Per fare ordine tra queste pratiche, può essere utile organizzarle per classi Pais e Provasi 2015:
1. rental economy: il noleggio di beni che sarebbero sottoutilizzati se posseduti direttamente dai privati organizzato da aziende (è il caso del car sharing, come Car2go o Enjoy);
2. economia peer-to-peer: anche in questa classe rientrano beni altrimenti sottoutilizzati, in questo caso offerti direttamente dai loro proprietari (è il caso di piattaforme di ospitalità come Airbnb);
3. economia on demand: piattaforme di intermediazione di servizi professionali forniti anche da non professionisti (come TaskRabbit, ancora assente in Italia);
4. monete complementari: analoga alla classe precedente, ma sostituisce il denaro con crediti o con tempo come unità di valore dei servizi scambiati (come nella banca del tempo digitale TimeRepublik);
5. open source: programmi software prodotti da comunità di sviluppatori e utenti avanzati, che li rendono disponibili gratuitamente a condizione che non vengano privatizzati (es.

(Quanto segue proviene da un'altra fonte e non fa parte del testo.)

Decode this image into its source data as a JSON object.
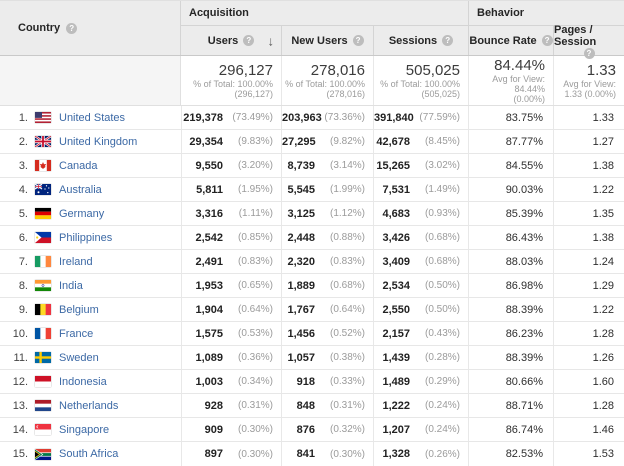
{
  "header": {
    "country_label": "Country",
    "group_acquisition": "Acquisition",
    "group_behavior": "Behavior",
    "metrics": [
      "Users",
      "New Users",
      "Sessions",
      "Bounce Rate",
      "Pages / Session"
    ],
    "sort_icon": "down-arrow",
    "help_glyph": "?"
  },
  "totals": {
    "users": {
      "value": "296,127",
      "sub1": "% of Total: 100.00%",
      "sub2": "(296,127)"
    },
    "new_users": {
      "value": "278,016",
      "sub1": "% of Total: 100.00%",
      "sub2": "(278,016)"
    },
    "sessions": {
      "value": "505,025",
      "sub1": "% of Total: 100.00%",
      "sub2": "(505,025)"
    },
    "bounce_rate": {
      "value": "84.44%",
      "sub1": "Avg for View: 84.44%",
      "sub2": "(0.00%)"
    },
    "pages_session": {
      "value": "1.33",
      "sub1": "Avg for View:",
      "sub2": "1.33 (0.00%)"
    }
  },
  "rows": [
    {
      "rank": "1.",
      "flag": "us",
      "country": "United States",
      "users": "219,378",
      "users_pct": "(73.49%)",
      "new_users": "203,963",
      "new_users_pct": "(73.36%)",
      "sessions": "391,840",
      "sessions_pct": "(77.59%)",
      "bounce_rate": "83.75%",
      "pages_session": "1.33"
    },
    {
      "rank": "2.",
      "flag": "gb",
      "country": "United Kingdom",
      "users": "29,354",
      "users_pct": "(9.83%)",
      "new_users": "27,295",
      "new_users_pct": "(9.82%)",
      "sessions": "42,678",
      "sessions_pct": "(8.45%)",
      "bounce_rate": "87.77%",
      "pages_session": "1.27"
    },
    {
      "rank": "3.",
      "flag": "ca",
      "country": "Canada",
      "users": "9,550",
      "users_pct": "(3.20%)",
      "new_users": "8,739",
      "new_users_pct": "(3.14%)",
      "sessions": "15,265",
      "sessions_pct": "(3.02%)",
      "bounce_rate": "84.55%",
      "pages_session": "1.38"
    },
    {
      "rank": "4.",
      "flag": "au",
      "country": "Australia",
      "users": "5,811",
      "users_pct": "(1.95%)",
      "new_users": "5,545",
      "new_users_pct": "(1.99%)",
      "sessions": "7,531",
      "sessions_pct": "(1.49%)",
      "bounce_rate": "90.03%",
      "pages_session": "1.22"
    },
    {
      "rank": "5.",
      "flag": "de",
      "country": "Germany",
      "users": "3,316",
      "users_pct": "(1.11%)",
      "new_users": "3,125",
      "new_users_pct": "(1.12%)",
      "sessions": "4,683",
      "sessions_pct": "(0.93%)",
      "bounce_rate": "85.39%",
      "pages_session": "1.35"
    },
    {
      "rank": "6.",
      "flag": "ph",
      "country": "Philippines",
      "users": "2,542",
      "users_pct": "(0.85%)",
      "new_users": "2,448",
      "new_users_pct": "(0.88%)",
      "sessions": "3,426",
      "sessions_pct": "(0.68%)",
      "bounce_rate": "86.43%",
      "pages_session": "1.38"
    },
    {
      "rank": "7.",
      "flag": "ie",
      "country": "Ireland",
      "users": "2,491",
      "users_pct": "(0.83%)",
      "new_users": "2,320",
      "new_users_pct": "(0.83%)",
      "sessions": "3,409",
      "sessions_pct": "(0.68%)",
      "bounce_rate": "88.03%",
      "pages_session": "1.24"
    },
    {
      "rank": "8.",
      "flag": "in",
      "country": "India",
      "users": "1,953",
      "users_pct": "(0.65%)",
      "new_users": "1,889",
      "new_users_pct": "(0.68%)",
      "sessions": "2,534",
      "sessions_pct": "(0.50%)",
      "bounce_rate": "86.98%",
      "pages_session": "1.29"
    },
    {
      "rank": "9.",
      "flag": "be",
      "country": "Belgium",
      "users": "1,904",
      "users_pct": "(0.64%)",
      "new_users": "1,767",
      "new_users_pct": "(0.64%)",
      "sessions": "2,550",
      "sessions_pct": "(0.50%)",
      "bounce_rate": "88.39%",
      "pages_session": "1.22"
    },
    {
      "rank": "10.",
      "flag": "fr",
      "country": "France",
      "users": "1,575",
      "users_pct": "(0.53%)",
      "new_users": "1,456",
      "new_users_pct": "(0.52%)",
      "sessions": "2,157",
      "sessions_pct": "(0.43%)",
      "bounce_rate": "86.23%",
      "pages_session": "1.28"
    },
    {
      "rank": "11.",
      "flag": "se",
      "country": "Sweden",
      "users": "1,089",
      "users_pct": "(0.36%)",
      "new_users": "1,057",
      "new_users_pct": "(0.38%)",
      "sessions": "1,439",
      "sessions_pct": "(0.28%)",
      "bounce_rate": "88.39%",
      "pages_session": "1.26"
    },
    {
      "rank": "12.",
      "flag": "id",
      "country": "Indonesia",
      "users": "1,003",
      "users_pct": "(0.34%)",
      "new_users": "918",
      "new_users_pct": "(0.33%)",
      "sessions": "1,489",
      "sessions_pct": "(0.29%)",
      "bounce_rate": "80.66%",
      "pages_session": "1.60"
    },
    {
      "rank": "13.",
      "flag": "nl",
      "country": "Netherlands",
      "users": "928",
      "users_pct": "(0.31%)",
      "new_users": "848",
      "new_users_pct": "(0.31%)",
      "sessions": "1,222",
      "sessions_pct": "(0.24%)",
      "bounce_rate": "88.71%",
      "pages_session": "1.28"
    },
    {
      "rank": "14.",
      "flag": "sg",
      "country": "Singapore",
      "users": "909",
      "users_pct": "(0.30%)",
      "new_users": "876",
      "new_users_pct": "(0.32%)",
      "sessions": "1,207",
      "sessions_pct": "(0.24%)",
      "bounce_rate": "86.74%",
      "pages_session": "1.46"
    },
    {
      "rank": "15.",
      "flag": "za",
      "country": "South Africa",
      "users": "897",
      "users_pct": "(0.30%)",
      "new_users": "841",
      "new_users_pct": "(0.30%)",
      "sessions": "1,328",
      "sessions_pct": "(0.26%)",
      "bounce_rate": "82.53%",
      "pages_session": "1.53"
    }
  ],
  "colors": {
    "link_blue": "#3c69a5",
    "header_gray": "#ececec",
    "muted_gray": "#9b9b9b"
  }
}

Linux); logiche analoghe vengono applicate nella condivisione delle infrastrutture di rete, dall’energia elettrica al wifi.
6. finanza collaborativa: dal social lending al crowdfunding (la piattaforma più nota è Kickstarter).

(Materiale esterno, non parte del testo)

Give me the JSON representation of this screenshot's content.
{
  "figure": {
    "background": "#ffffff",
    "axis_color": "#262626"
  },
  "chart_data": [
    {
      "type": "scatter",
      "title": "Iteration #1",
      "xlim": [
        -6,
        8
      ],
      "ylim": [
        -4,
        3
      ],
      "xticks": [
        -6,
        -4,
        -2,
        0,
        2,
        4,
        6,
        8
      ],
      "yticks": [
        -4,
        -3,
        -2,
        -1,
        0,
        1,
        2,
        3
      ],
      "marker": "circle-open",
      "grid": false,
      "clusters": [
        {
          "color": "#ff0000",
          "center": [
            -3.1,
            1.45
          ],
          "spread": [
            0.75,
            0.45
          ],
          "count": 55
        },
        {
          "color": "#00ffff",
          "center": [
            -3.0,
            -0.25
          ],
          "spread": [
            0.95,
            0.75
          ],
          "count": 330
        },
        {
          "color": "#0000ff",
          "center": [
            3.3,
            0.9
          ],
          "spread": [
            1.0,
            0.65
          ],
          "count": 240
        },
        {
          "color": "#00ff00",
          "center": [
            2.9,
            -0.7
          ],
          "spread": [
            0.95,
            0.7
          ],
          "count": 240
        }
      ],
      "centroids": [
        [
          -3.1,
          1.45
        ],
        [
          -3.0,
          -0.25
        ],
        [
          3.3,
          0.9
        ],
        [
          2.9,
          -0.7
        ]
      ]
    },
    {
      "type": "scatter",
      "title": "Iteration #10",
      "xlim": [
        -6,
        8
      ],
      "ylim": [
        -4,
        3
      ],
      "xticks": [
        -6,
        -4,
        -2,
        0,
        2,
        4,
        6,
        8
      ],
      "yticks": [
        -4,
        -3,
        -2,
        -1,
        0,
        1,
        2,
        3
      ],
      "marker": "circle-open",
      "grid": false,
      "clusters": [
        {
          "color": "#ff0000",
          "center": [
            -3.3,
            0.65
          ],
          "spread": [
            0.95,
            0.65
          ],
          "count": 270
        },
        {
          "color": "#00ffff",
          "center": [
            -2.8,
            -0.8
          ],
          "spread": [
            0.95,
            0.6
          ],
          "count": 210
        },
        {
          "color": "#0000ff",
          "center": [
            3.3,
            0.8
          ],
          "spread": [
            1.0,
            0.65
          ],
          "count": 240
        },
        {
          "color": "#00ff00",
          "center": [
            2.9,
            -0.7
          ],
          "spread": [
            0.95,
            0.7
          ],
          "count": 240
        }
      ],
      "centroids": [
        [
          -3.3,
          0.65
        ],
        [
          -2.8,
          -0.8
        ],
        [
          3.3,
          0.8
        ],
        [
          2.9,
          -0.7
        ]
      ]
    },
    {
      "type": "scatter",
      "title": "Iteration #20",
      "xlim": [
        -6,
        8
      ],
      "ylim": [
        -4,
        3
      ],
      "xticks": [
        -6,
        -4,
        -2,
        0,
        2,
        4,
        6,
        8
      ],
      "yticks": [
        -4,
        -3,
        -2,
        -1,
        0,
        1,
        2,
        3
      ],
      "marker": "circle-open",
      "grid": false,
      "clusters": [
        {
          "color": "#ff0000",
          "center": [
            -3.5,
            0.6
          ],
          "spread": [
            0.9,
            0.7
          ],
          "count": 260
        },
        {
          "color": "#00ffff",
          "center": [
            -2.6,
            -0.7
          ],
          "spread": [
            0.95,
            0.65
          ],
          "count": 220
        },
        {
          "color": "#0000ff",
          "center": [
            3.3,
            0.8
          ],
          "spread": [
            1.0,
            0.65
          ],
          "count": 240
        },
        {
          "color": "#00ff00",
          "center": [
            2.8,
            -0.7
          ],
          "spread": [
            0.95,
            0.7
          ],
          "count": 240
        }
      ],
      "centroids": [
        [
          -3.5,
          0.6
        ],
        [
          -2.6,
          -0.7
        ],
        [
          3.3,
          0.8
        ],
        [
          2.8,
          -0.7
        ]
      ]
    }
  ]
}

Includendo nell’analisi anche musica e video streaming servizi, la società di consulenza PwC 2015 ha stimato che l’economia di condivisione oggi genera un valore di 15 miliardi di dollari rispetto ai 240 miliardi dall’economia tradizionale per gli stessi settori, e prevede che entro il 2025 la somma raggiungerà 335 miliardi di dollari, pari al 50% del valore totale. Secondo la recente indagine promossa da Burson-Marsteller, The Aspen Institute e Time 2016 45,3 milioni di adulti americani (il 22% della popolazione) hanno già offerto almeno un servizio di sharing economy e 86,5 milioni ne hanno usufruito (42%).

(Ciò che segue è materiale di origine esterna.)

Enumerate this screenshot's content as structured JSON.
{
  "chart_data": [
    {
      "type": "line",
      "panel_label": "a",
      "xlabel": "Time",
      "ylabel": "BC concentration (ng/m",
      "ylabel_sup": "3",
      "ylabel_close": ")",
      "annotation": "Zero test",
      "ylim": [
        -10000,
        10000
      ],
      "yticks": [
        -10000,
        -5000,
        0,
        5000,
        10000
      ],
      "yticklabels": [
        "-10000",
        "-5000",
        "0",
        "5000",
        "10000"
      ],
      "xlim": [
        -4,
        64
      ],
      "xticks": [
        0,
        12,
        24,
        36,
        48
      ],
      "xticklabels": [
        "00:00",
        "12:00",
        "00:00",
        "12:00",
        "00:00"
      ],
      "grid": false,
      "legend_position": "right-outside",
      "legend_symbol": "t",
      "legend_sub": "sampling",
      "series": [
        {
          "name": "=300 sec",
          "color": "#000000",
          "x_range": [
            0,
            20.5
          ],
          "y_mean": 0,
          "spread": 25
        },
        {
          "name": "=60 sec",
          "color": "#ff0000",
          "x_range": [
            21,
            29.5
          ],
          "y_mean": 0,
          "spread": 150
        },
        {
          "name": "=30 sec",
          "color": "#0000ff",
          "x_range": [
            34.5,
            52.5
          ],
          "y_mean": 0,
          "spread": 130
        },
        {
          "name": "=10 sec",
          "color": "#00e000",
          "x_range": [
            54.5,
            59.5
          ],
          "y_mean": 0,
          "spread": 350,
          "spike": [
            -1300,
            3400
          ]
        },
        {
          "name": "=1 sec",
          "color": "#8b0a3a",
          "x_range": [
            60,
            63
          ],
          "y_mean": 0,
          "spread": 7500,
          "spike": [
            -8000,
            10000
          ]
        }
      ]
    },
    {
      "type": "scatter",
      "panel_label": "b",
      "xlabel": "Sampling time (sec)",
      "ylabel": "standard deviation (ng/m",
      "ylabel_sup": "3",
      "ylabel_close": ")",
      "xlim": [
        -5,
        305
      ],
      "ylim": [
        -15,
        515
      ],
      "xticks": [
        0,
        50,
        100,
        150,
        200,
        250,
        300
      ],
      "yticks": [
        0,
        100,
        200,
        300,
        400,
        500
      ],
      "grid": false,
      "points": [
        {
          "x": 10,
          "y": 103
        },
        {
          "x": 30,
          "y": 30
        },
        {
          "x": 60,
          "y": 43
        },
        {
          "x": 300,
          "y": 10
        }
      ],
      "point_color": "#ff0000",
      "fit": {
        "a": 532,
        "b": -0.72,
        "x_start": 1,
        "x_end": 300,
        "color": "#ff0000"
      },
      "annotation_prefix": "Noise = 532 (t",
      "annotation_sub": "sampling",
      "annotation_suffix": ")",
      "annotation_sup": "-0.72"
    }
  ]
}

Se si passa dall’attitudine al comportamento, i dati disponibili presentano un quadro più ambiguo. La ricerca Burson-Marsteller, The Aspen Istitute e Time conferma le aspettative: i 18-34enni americani producono e usano servizi di sharing in misura superiore alla media (28% vs 22% come produttori e 51% vs 42% come consumatori).
Altre ricerche mettono in discussione questo risultato o permettono di scendere più in profondità nell’analisi. La ricerca Nielsen, pur confermando la maggiore attitudine dei Millennials alla condivisione dei beni (in media, 35% vs 17% dei 35-49enni e 7% degli over 50), rileva forti differenze territoriali: in America Latina, per esempio, gli over 50 sono molto attivi. Questi risultati aprono una riflessione interessante sulle “varietà della sharing” (per richiamare la letteratura sulla varietà dei capitalismi), legate anche ai tratti culturali di ogni contesto socioeconomico.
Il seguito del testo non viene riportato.